October 2015: TRIBEZA Talk
Austin Architecture
TRIBEZA Talk: An Insider’s Guide to Austin’s Hidden Gems
PUTTING ‘COMMUNITY FIRST!’
A project of Mobile Loaves and Fishes, Community First! Village offers housing and support for the chronically homeless. “It’s really about dignifying a space for someone,” architect Beau Frail says of the project. As one of the organizers of the Tiny Victories design competition, Frail helped collect more than 50 plans for tiny (144-200 square feet) houses to be built at Community First! Village. “We encouraged people to be experimental and to be creative in their approach of designing the micro-home,” he says.
Ultimately six designs, including the elongated Porch With A Home by Page Southerland and the two-story Rooftop Hospitality House by Cody Gatlin of Fazio Architects, were selected for construction. With all of the designers working pro bono, the micro-homes are “a really great reflection of how the architecture and design community is giving back,” Frail says.
The houses are available for public viewing during a homes tour on October 31. For more information, head here.
Community First! home designed by Page Southerland Page | Photography by Jessica Mims
PREPARE FOR A BULLFIGHT
Drawing on his travels in Spain, Chef Shawn Cirkiel wanted to capture that country’s bright colors and rich textures for his new Airport Boulevard restaurant,Bullfight. “The big thing that we really try to convey in the shaping of the design and the graphics was that it’s not just masculine; it is very feminine and beautiful and artistic,” Cirkiel says. Working with FÖDA Studio, a geometric flamenco dancer emblem was created. “The bullfighting mimics the flamenco dancing and a lot of the same movements and the same shapes, they kind of all echo each other,” Cirkiel says. The design ideas carry over into the newly opened space with colorful ceramics from Keith Kreeger and Medieval-inspired lighting fixtures from Warbach Lighting & Design.
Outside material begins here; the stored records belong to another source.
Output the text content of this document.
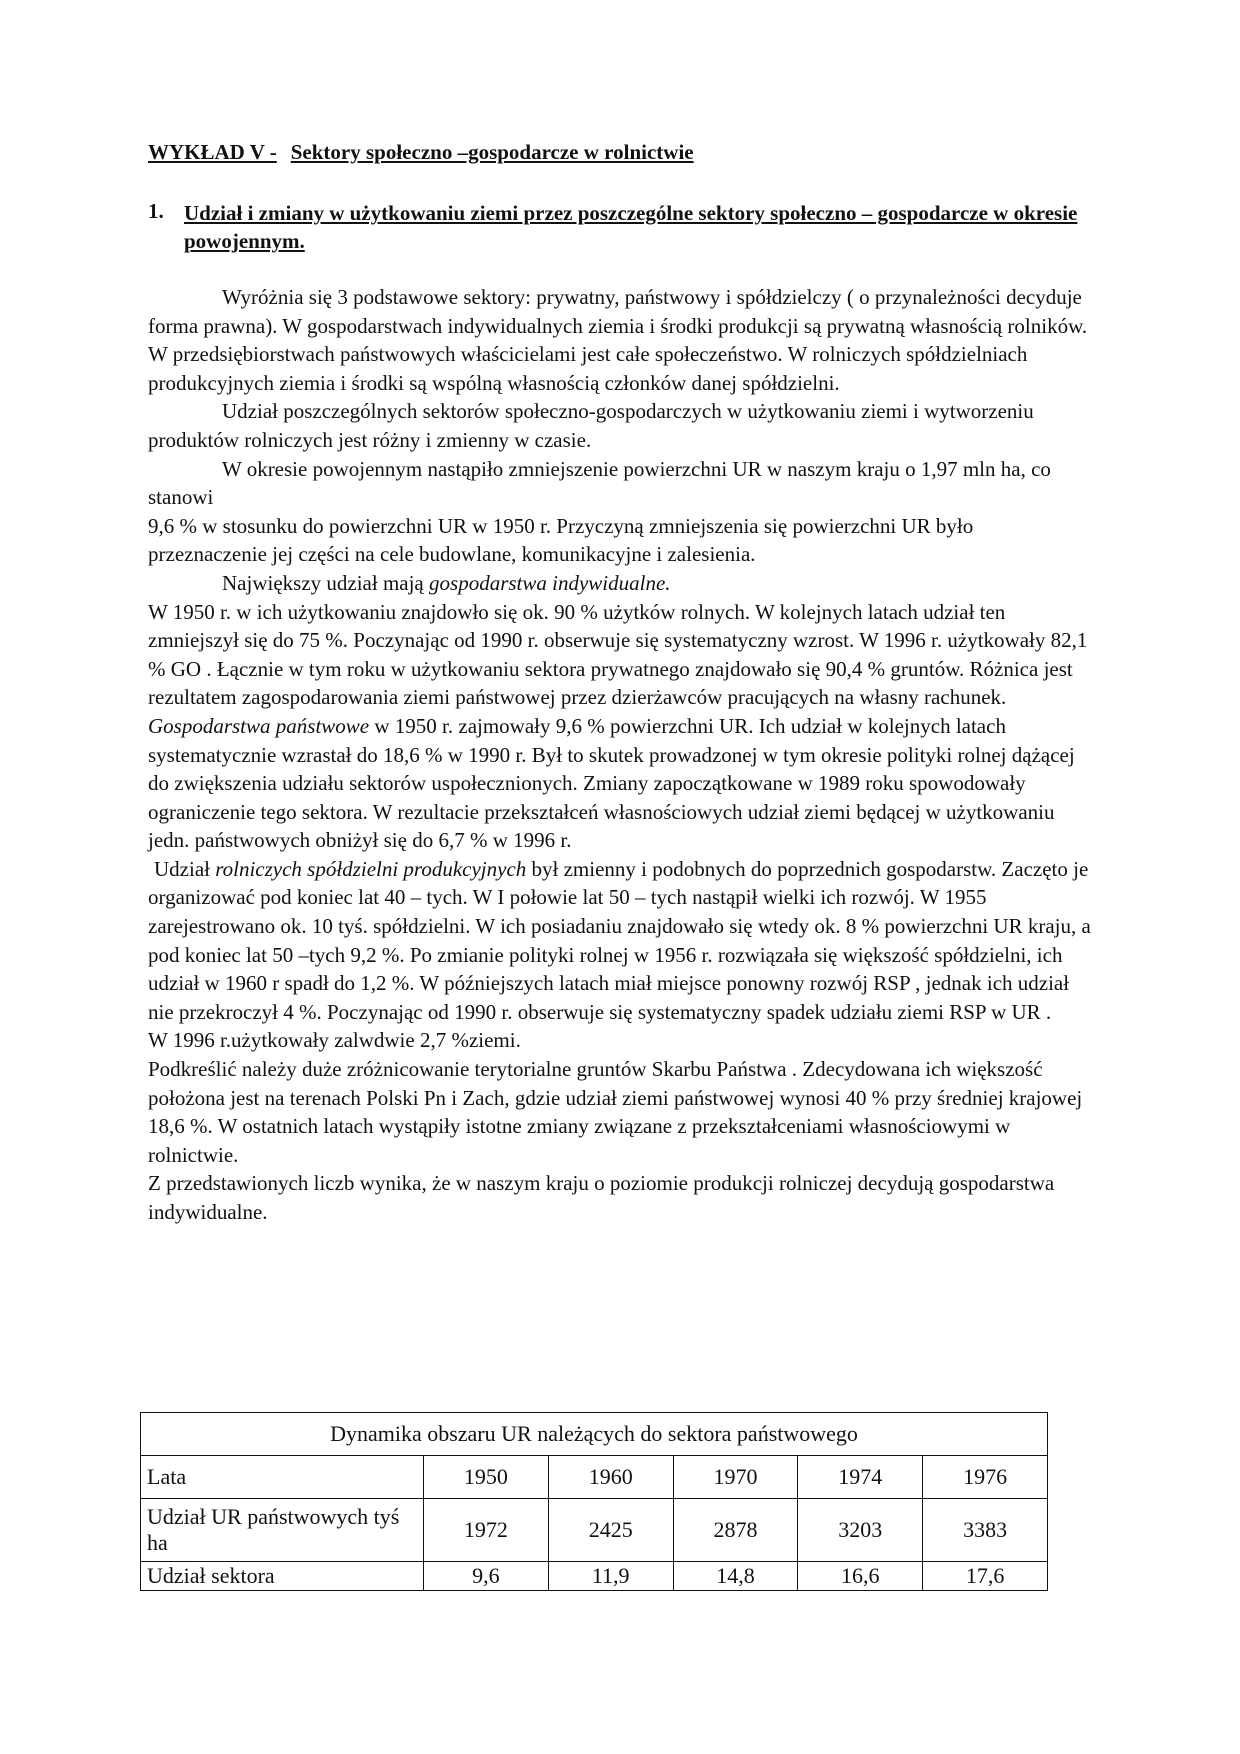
WYKŁAD V - Sektory społeczno –gospodarcze w rolnictwie
1. Udział i zmiany w użytkowaniu ziemi przez poszczególne sektory społeczno – gospodarcze w okresie powojennym.

Wyróżnia się 3 podstawowe sektory: prywatny, państwowy i spółdzielczy ( o przynależności decyduje forma prawna). W gospodarstwach indywidualnych ziemia i środki produkcji są prywatną własnością rolników. W przedsiębiorstwach państwowych właścicielami jest całe społeczeństwo. W rolniczych spółdzielniach produkcyjnych ziemia i środki są wspólną własnością członków danej spółdzielni.

Udział poszczególnych sektorów społeczno-gospodarczych w użytkowaniu ziemi i wytworzeniu produktów rolniczych jest różny i zmienny w czasie.

W okresie powojennym nastąpiło zmniejszenie powierzchni UR w naszym kraju o 1,97 mln ha, co stanowi

9,6 % w stosunku do powierzchni UR w 1950 r. Przyczyną zmniejszenia się powierzchni UR było przeznaczenie jej części na cele budowlane, komunikacyjne i zalesienia.

Największy udział mają gospodarstwa indywidualne.

W 1950 r. w ich użytkowaniu znajdowło się ok. 90 % użytków rolnych. W kolejnych latach udział ten zmniejszył się do 75 %. Poczynając od 1990 r. obserwuje się systematyczny wzrost. W 1996 r. użytkowały 82,1 % GO . Łącznie w tym roku w użytkowaniu sektora prywatnego znajdowało się 90,4 % gruntów. Różnica jest rezultatem zagospodarowania ziemi państwowej przez dzierżawców pracujących na własny rachunek.

Gospodarstwa państwowe w 1950 r. zajmowały 9,6 % powierzchni UR. Ich udział w kolejnych latach systematycznie wzrastał do 18,6 % w 1990 r. Był to skutek prowadzonej w tym okresie polityki rolnej dążącej do zwiększenia udziału sektorów uspołecznionych. Zmiany zapoczątkowane w 1989 roku spowodowały ograniczenie tego sektora. W rezultacie przekształceń własnościowych udział ziemi będącej w użytkowaniu jedn. państwowych obniżył się do 6,7 % w 1996 r.

Udział rolniczych spółdzielni produkcyjnych był zmienny i podobnych do poprzednich gospodarstw. Zaczęto je organizować pod koniec lat 40 – tych. W I połowie lat 50 – tych nastąpił wielki ich rozwój. W 1955 zarejestrowano ok. 10 tyś. spółdzielni. W ich posiadaniu znajdowało się wtedy ok. 8 % powierzchni UR kraju, a pod koniec lat 50 –tych 9,2 %. Po zmianie polityki rolnej w 1956 r. rozwiązała się większość spółdzielni, ich udział w 1960 r spadł do 1,2 %. W późniejszych latach miał miejsce ponowny rozwój RSP , jednak ich udział nie przekroczył 4 %. Poczynając od 1990 r. obserwuje się systematyczny spadek udziału ziemi RSP w UR .

W 1996 r.użytkowały zalwdwie 2,7 %ziemi.

Podkreślić należy duże zróżnicowanie terytorialne gruntów Skarbu Państwa . Zdecydowana ich większość położona jest na terenach Polski Pn i Zach, gdzie udział ziemi państwowej wynosi 40 % przy średniej krajowej 18,6 %. W ostatnich latach wystąpiły istotne zmiany związane z przekształceniami własnościowymi w rolnictwie.

Z przedstawionych liczb wynika, że w naszym kraju o poziomie produkcji rolniczej decydują gospodarstwa indywidualne.

Dynamika obszaru UR należących do sektora państwowego					
Lata	1950	1960	1970	1974	1976
Udział UR państwowych tyś ha	1972	2425	2878	3203	3383
Udział sektora	9,6	11,9	14,8	16,6	17,6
Working with architect Michael Hsu, Cirkiel, whose other ventures include Parkside, The Backspace, and Olive & June, says it’s his hope for the architecture, design, and food to work together to invoke Spain’s spirit. “All I do is read history and eat and drink and look at art and magically you end up in Spain,” Cirkiel says.
WORTH BARKING ABOUT
Picture this: a well-kept park where dogs play and exercise while their owners knock back a beer, grab a snack and mingle with fellow canine-lovers. This was Kristen Heaney’s vision for Yard Bar, a 30,000-square-foot dog park and dining space on Burnet Road.
Opened in August, the space is housed in a former Putt-Putt facility, repurposing some of the mini-golf course’s features, including the large concrete platforms from the 18th hole, and the 12-foot tall light poles.
“I love the way the space feels warm and communal,” Heaney says. Drawing on her experience in the restaurant industry, and as a project manager and designer with Andersson-Wise Architects and Michael Hsu Office of Architecture, Heaney wanted to create a space for shared community. “People meet in the dog park and they come over and end up joining each other at tables for dinner and that’s all really fun,” Heaney says.
FEAR FACTORY
What are you most afraid of? The dark? Small spaces? Spiders? This year’s Scare For a Cure “Dread Asylum” promises to put all your fears under one roof. With a sci-fi tinged story featuring the criminally insane, you’ll wind through some 30 rooms while attempting to keep your sanity intact. Volunteers spend two months constructing the 120,000 square foot space in Manor, Texas, which 125 actors and crew members fill with outrageous characters and special effects. Now in its ninth year, proceeds from the $40 tickets benefit the Breast Cancer Resource Centers of Texas. Opens October 2 and runs through Halloween.
ARCHITEXT
When was the last time you sent a text message to a tree — and it responded? This spring more than 21,000 text messages were sent to mail boxes, parking meters, fire hydrants and other inanimate objects as part of Hello Lamp Post, an interactive city-wide art and technology project. A collaboration between the City of Austin, Art Alliance Austin, and London’s PAN Studio, the project is now a finalist in the SXSW Eco Place By Design awards, happening October 5-7.
One of the project’s drivers, Art in Public Places’ Carrie Brown, shares some suggestions for how to engage with Austin’s architecture:
1. “Get out on foot. Walk around and take a little bit of time to see things outside of the car or off of your bicycle and really get to experience them in the space in which they exist.”
2. “Investigate your neighborhood, your area, or even a new part of town that you’re not familiar with.”
3. “Austin’s Atlas. It’s an artist-designed platform that allows you to engage with the city and find really unique things that maybe you would pass right by if you were just on your way to work or lunch.”